VI DOMINGO TIEMPO ORDINARIO


11 DE FEBRERO DE 2018

         Todos los evangelistas concretan en múltiples ejemplos la extraordinaria predicación de Cristo, su Buena Noticia. Nunca nos escriben cosas abstractas, sino que van desgranando poco a poco el secreto de su mensaje: Anunciar a todos los que quieran oírlo el Reino de Dios. Y esto lo hace a través de la enseñanza y de los signos que ven y oyen en Jesús de Nazaret.
         En esta ocasión, el protagonista de la escena que hemos contemplado en el Evangelio es un leproso. Hay que recordar la gran carga negativa que tenía esta enfermedad en aquellos tiempos: la dolencia física llena de sufrimiento y podredumbre, el rechazo social hasta niveles de dramatismo inhumano, y por si fuera poco también la maldición religiosa que consideraba la lepra como fruto del pecado del enfermo y de la ira de Dios.
         Si lo miramos bien, es algo terrible. Nos enfrentamos ante el encuentro de Jesús con una de las realidades más duras y dolorosas de su tiempo. Ante un encuentro donde se van describiendo notas de auténtica compasión. Aquel leproso que se acerca a Jesús, que de rodillas le suplica que le cure, si ese es su deseo. Que Jesús va y lo toca, como diciéndole que sí era su deseo…
         Una vez más, Jesús se deja llevar por su corazón misericordioso y se salta todos los protocolos socioreligiosos de entonces: Escucha al leproso, lo atiende como si fuera la única persona importante en el mundo, lo toca cuando estaba terminantemente prohibido, le muestra su compasión y, finalmente, lo cura.
         Preside la misericordia entrañable de esa luz de Dios que vino a disipar toda oscuridad. Y termina el relato con la “desobediencia” de este hombre a la advertencia de Jesús de no decírselo a nadie. En cuanto sale de aquel entorno, comunica a todos, y con gran fuerza, lo que a él le había ocurrido, haciendo del hecho una proclamación o predicación, es decir, lo mismo que hacía Jesús por toda Galilea.
         Esto es algo que siempre ha sucedido en la historia de la salvación cristiana: Cuando alguien ha sido tocado por la Gracia del Señor, el testimonio es imparable, sin pose ni fingimiento, como les pasó a los primeros discípulos que vieron a Jesús, que al encontrar a Simón le dirán: “Hemos visto al Mesías”.

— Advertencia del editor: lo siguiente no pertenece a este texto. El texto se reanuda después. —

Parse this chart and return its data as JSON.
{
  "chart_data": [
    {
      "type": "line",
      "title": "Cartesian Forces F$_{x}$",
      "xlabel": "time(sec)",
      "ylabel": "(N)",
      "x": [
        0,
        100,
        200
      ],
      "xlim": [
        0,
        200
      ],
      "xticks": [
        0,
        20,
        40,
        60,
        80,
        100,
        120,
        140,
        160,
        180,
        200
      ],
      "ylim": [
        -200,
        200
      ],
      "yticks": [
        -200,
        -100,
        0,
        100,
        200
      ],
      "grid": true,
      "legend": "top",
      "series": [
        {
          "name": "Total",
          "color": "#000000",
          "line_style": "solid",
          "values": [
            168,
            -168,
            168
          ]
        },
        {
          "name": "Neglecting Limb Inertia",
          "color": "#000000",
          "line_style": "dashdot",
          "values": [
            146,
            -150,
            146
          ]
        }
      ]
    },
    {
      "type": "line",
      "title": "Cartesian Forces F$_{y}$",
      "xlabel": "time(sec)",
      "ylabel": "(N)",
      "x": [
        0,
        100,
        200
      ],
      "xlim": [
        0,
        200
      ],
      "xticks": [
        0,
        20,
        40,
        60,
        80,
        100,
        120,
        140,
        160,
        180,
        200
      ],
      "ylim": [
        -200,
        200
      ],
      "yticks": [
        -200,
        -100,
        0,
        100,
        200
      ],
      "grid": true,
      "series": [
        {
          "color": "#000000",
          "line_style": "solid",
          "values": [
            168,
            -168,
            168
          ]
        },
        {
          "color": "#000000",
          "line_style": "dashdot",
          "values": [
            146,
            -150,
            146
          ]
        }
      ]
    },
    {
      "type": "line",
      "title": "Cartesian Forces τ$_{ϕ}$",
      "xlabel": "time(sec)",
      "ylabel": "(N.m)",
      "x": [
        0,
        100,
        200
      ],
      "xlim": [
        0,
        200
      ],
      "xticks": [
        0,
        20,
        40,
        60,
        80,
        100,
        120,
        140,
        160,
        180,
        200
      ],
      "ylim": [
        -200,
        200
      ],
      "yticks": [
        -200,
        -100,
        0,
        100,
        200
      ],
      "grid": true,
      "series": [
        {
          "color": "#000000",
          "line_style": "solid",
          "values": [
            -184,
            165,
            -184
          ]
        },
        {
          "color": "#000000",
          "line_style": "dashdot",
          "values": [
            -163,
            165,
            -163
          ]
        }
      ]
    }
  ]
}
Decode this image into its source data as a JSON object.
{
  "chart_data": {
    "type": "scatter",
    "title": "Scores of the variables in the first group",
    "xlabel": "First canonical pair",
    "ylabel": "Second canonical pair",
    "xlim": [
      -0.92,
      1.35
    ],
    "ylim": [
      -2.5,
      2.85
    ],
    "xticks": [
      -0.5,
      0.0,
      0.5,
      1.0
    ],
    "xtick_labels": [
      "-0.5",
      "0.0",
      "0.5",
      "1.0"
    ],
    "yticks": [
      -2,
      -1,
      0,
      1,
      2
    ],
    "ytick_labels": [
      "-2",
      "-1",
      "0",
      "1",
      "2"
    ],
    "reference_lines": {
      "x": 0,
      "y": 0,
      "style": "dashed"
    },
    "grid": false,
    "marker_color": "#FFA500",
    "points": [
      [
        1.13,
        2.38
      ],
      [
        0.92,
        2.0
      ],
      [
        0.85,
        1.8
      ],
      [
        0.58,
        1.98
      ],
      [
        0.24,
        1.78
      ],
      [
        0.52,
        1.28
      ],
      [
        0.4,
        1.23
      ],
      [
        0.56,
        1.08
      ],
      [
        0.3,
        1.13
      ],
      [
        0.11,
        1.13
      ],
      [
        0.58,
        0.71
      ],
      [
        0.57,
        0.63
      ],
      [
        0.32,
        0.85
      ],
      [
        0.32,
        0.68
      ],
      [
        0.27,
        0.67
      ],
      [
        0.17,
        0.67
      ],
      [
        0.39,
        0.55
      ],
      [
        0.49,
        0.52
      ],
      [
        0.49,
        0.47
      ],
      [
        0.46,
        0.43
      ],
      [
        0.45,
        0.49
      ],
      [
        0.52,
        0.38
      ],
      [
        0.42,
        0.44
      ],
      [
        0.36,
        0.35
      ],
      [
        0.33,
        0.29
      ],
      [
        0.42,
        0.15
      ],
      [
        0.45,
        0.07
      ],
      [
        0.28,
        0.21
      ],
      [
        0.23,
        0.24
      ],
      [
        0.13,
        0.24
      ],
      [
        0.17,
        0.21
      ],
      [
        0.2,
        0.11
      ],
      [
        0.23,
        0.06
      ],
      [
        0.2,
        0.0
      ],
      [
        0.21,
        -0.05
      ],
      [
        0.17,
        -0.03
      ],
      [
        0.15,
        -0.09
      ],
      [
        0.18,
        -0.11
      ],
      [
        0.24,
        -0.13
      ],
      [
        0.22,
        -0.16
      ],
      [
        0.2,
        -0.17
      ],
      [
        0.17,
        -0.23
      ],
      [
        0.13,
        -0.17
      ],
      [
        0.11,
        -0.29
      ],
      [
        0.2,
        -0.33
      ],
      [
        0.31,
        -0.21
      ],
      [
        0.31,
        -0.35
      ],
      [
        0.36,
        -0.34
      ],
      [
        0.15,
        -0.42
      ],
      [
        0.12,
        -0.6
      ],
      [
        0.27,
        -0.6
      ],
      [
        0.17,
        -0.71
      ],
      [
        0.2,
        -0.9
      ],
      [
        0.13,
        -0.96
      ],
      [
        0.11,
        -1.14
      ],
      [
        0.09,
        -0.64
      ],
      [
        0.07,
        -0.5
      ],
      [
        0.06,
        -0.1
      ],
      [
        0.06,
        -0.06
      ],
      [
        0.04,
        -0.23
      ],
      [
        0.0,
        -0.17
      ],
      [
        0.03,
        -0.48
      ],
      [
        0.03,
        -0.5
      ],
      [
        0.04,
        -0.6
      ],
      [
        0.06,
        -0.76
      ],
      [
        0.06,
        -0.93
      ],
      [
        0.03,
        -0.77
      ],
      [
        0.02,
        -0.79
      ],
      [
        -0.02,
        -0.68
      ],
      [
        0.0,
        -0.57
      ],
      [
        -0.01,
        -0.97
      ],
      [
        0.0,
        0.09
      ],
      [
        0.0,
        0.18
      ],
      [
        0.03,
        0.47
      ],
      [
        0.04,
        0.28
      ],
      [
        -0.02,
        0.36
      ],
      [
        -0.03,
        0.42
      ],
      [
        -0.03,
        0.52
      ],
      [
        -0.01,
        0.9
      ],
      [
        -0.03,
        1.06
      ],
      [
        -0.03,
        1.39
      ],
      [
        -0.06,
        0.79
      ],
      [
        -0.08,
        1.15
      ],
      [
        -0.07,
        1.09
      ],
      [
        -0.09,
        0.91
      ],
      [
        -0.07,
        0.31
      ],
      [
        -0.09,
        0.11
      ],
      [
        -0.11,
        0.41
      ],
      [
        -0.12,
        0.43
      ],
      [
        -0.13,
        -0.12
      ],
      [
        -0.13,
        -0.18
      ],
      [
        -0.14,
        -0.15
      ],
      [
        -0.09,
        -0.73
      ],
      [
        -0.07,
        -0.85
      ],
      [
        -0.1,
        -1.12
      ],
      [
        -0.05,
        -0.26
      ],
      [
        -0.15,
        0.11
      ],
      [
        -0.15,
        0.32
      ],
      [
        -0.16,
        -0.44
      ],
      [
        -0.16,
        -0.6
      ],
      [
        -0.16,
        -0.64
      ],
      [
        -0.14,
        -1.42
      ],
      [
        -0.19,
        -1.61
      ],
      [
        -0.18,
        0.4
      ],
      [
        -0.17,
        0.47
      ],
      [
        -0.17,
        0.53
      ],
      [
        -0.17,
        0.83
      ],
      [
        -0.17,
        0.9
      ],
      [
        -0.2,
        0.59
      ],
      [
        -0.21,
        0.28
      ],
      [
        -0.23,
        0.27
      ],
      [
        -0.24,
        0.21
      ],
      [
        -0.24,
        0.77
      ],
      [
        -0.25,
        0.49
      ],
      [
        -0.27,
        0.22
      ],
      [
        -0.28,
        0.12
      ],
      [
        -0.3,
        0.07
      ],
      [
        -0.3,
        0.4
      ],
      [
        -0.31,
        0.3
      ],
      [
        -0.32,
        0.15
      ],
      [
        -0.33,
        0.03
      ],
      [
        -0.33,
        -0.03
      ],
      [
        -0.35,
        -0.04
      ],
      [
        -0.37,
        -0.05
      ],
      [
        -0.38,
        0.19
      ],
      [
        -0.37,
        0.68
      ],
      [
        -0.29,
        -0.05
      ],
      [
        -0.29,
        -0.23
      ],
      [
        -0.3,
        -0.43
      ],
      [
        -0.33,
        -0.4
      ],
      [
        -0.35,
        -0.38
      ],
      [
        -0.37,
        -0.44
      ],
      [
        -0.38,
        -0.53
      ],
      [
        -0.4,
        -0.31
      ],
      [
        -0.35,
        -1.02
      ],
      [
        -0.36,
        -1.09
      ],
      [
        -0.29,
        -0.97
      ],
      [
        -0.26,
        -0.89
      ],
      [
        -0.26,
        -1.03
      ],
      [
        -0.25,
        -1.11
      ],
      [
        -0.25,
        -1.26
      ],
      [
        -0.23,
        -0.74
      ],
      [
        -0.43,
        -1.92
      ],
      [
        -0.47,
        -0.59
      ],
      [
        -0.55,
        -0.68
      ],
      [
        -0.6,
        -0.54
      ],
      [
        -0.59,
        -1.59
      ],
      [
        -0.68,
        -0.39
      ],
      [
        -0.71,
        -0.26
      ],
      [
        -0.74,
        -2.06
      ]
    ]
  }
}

         La pregunta que nos hacemos ante tantos otros leprosos y tantas otras lepras modernas (soledad, depresión, ateísmo, secularización, hambre, injusticia, guerra, drogas…), es cómo podría tocar hoy Jesús toda esta realidad. Y la respuesta que nos da la historia cristiana es siempre la misma: con nuestras manos. No hay otras manos. Así lo dispuso Él. Acercar a través de nuestra pequeña pero insustituible solicitud, la salvación y la Gracia que nos provienen de Él. Somos carne de Jesús. Somos su cuerpo. Los varios leprosos de la maldición marginada –sea cual sea su nombre y su tragedia- nos esperan. También ellos, como ojalá nosotros, quieren proclamar a quien quiera escuchar que el Señor ha hecho con ellos misericordia. Las lepras antiguas o las lepras modernas no tienen la última palabra, cuando el Reino de Dios ha comenzado y se sigue escuchando en el testimonio de los discípulos de Jesús.